A atuação direta da Cufa/PE nas comunidades permite que eles tenham uma visão direta das consequências do fim do auxílio para essas pessoas. “A maioria dos trabalhadores das favelas possuem um emprego informal, como diarista, faxineira e manicure. Muitos outros que possuíam carteira assinada também precisaram entrar nesse segmento. Porém, nesse período, a procura por esses serviços está mais escassa. Com isso, estamos percebendo o aumento no número de pessoas catando lixo, pedindo dinheiro nas ruas e até mesmo da criminalidade”, explica Altamiza Melo.
O professor de sociologia da Universidade Federal de Pernambuco, Sidartha Soria, explica esse fenômeno social que Altamiza relatou: “Os efeitos do fim do auxílio são como uma cascata. À medida que a renda vai acabando, há o aumento da insegurança alimentar, uma elevação nos níveis de tensão e o desespero social. Tudo isso pode resultar na elevação da criminalidade e início, até mesmo, de saques e desordem social”.

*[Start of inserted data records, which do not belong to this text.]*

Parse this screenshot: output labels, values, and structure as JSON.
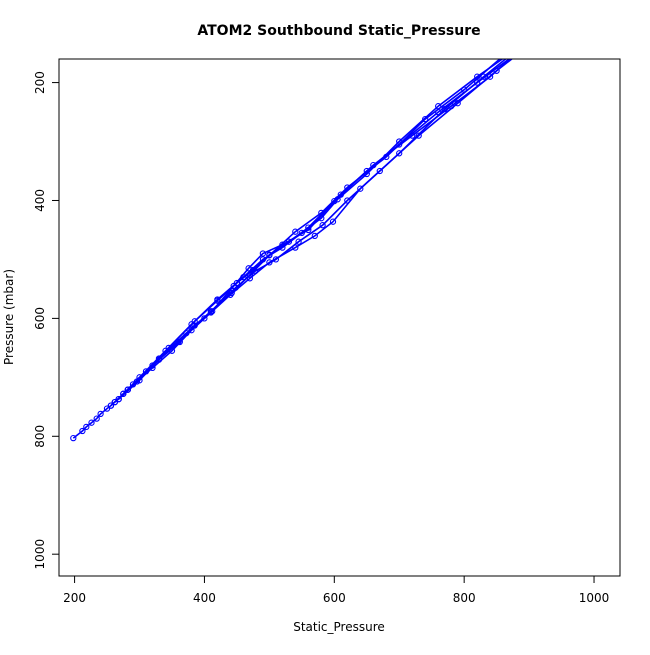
{
  "chart_data": {
    "type": "line",
    "title": "ATOM2 Southbound Static_Pressure",
    "xlabel": "Static_Pressure",
    "ylabel": "Pressure (mbar)",
    "xlim": [
      176,
      1040
    ],
    "ylim": [
      1037,
      160
    ],
    "y_reversed": true,
    "xticks": [
      200,
      400,
      600,
      800,
      1000
    ],
    "yticks": [
      200,
      400,
      600,
      800,
      1000
    ],
    "grid": false,
    "legend": "none",
    "colors": {
      "series": "#0000ff",
      "axis": "#000000"
    },
    "series": [
      {
        "values": [
          [
            198,
            803
          ],
          [
            212,
            791
          ],
          [
            218,
            784
          ],
          [
            226,
            777
          ],
          [
            234,
            770
          ],
          [
            240,
            762
          ],
          [
            250,
            753
          ],
          [
            256,
            748
          ],
          [
            262,
            742
          ],
          [
            268,
            737
          ],
          [
            275,
            728
          ],
          [
            282,
            721
          ],
          [
            296,
            707
          ],
          [
            320,
            684
          ],
          [
            350,
            655
          ],
          [
            380,
            620
          ],
          [
            412,
            588
          ],
          [
            442,
            557
          ],
          [
            470,
            526
          ],
          [
            500,
            493
          ],
          [
            540,
            453
          ],
          [
            580,
            421
          ],
          [
            620,
            378
          ],
          [
            680,
            326
          ],
          [
            740,
            262
          ],
          [
            800,
            212
          ],
          [
            860,
            155
          ]
        ]
      },
      {
        "values": [
          [
            262,
            742
          ],
          [
            282,
            721
          ],
          [
            310,
            690
          ],
          [
            345,
            650
          ],
          [
            385,
            605
          ],
          [
            420,
            570
          ],
          [
            450,
            540
          ],
          [
            475,
            518
          ],
          [
            500,
            492
          ],
          [
            530,
            470
          ],
          [
            560,
            446
          ],
          [
            600,
            401
          ],
          [
            650,
            350
          ],
          [
            700,
            305
          ],
          [
            760,
            250
          ],
          [
            820,
            200
          ],
          [
            875,
            155
          ]
        ]
      },
      {
        "values": [
          [
            275,
            728
          ],
          [
            300,
            700
          ],
          [
            340,
            655
          ],
          [
            380,
            610
          ],
          [
            420,
            568
          ],
          [
            460,
            530
          ],
          [
            490,
            500
          ],
          [
            520,
            480
          ],
          [
            550,
            455
          ],
          [
            580,
            430
          ],
          [
            605,
            398
          ],
          [
            650,
            355
          ],
          [
            700,
            300
          ],
          [
            760,
            240
          ],
          [
            820,
            190
          ],
          [
            865,
            155
          ]
        ]
      },
      {
        "values": [
          [
            282,
            721
          ],
          [
            320,
            680
          ],
          [
            360,
            640
          ],
          [
            400,
            600
          ],
          [
            440,
            560
          ],
          [
            470,
            532
          ],
          [
            500,
            505
          ],
          [
            540,
            480
          ],
          [
            570,
            460
          ],
          [
            598,
            436
          ],
          [
            640,
            380
          ],
          [
            700,
            320
          ],
          [
            770,
            245
          ],
          [
            830,
            190
          ],
          [
            875,
            150
          ]
        ]
      },
      {
        "values": [
          [
            268,
            737
          ],
          [
            300,
            705
          ],
          [
            330,
            670
          ],
          [
            362,
            640
          ],
          [
            385,
            612
          ],
          [
            410,
            590
          ],
          [
            445,
            545
          ],
          [
            468,
            515
          ],
          [
            490,
            490
          ],
          [
            520,
            475
          ],
          [
            560,
            450
          ],
          [
            610,
            390
          ],
          [
            660,
            340
          ],
          [
            720,
            290
          ],
          [
            780,
            240
          ],
          [
            840,
            190
          ],
          [
            880,
            150
          ]
        ]
      },
      {
        "values": [
          [
            256,
            748
          ],
          [
            290,
            712
          ],
          [
            330,
            668
          ],
          [
            372,
            625
          ],
          [
            410,
            588
          ],
          [
            448,
            548
          ],
          [
            478,
            520
          ],
          [
            510,
            500
          ],
          [
            545,
            470
          ],
          [
            582,
            442
          ],
          [
            620,
            400
          ],
          [
            670,
            350
          ],
          [
            730,
            290
          ],
          [
            790,
            235
          ],
          [
            850,
            180
          ],
          [
            885,
            150
          ]
        ]
      }
    ]
  }
}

Por fim, além dos impactos sociais, o fim do auxílio também irá influenciar os resultados da economia brasileira. “Do ponto de vista econômico, o que se espera é uma redução significativa da demanda agregada. Isso quer dizer que as pessoas vão consumir menos. Se as pessoas consomem menos, os agentes econômicos produzem menos, logo pode-se concluir que a atividade econômica vai se retrair. Ou seja, o crescimento econômico esperado para compensar o ano de 2020 irá ser prejudicado”, explica o economista João Rogério Alves Filho.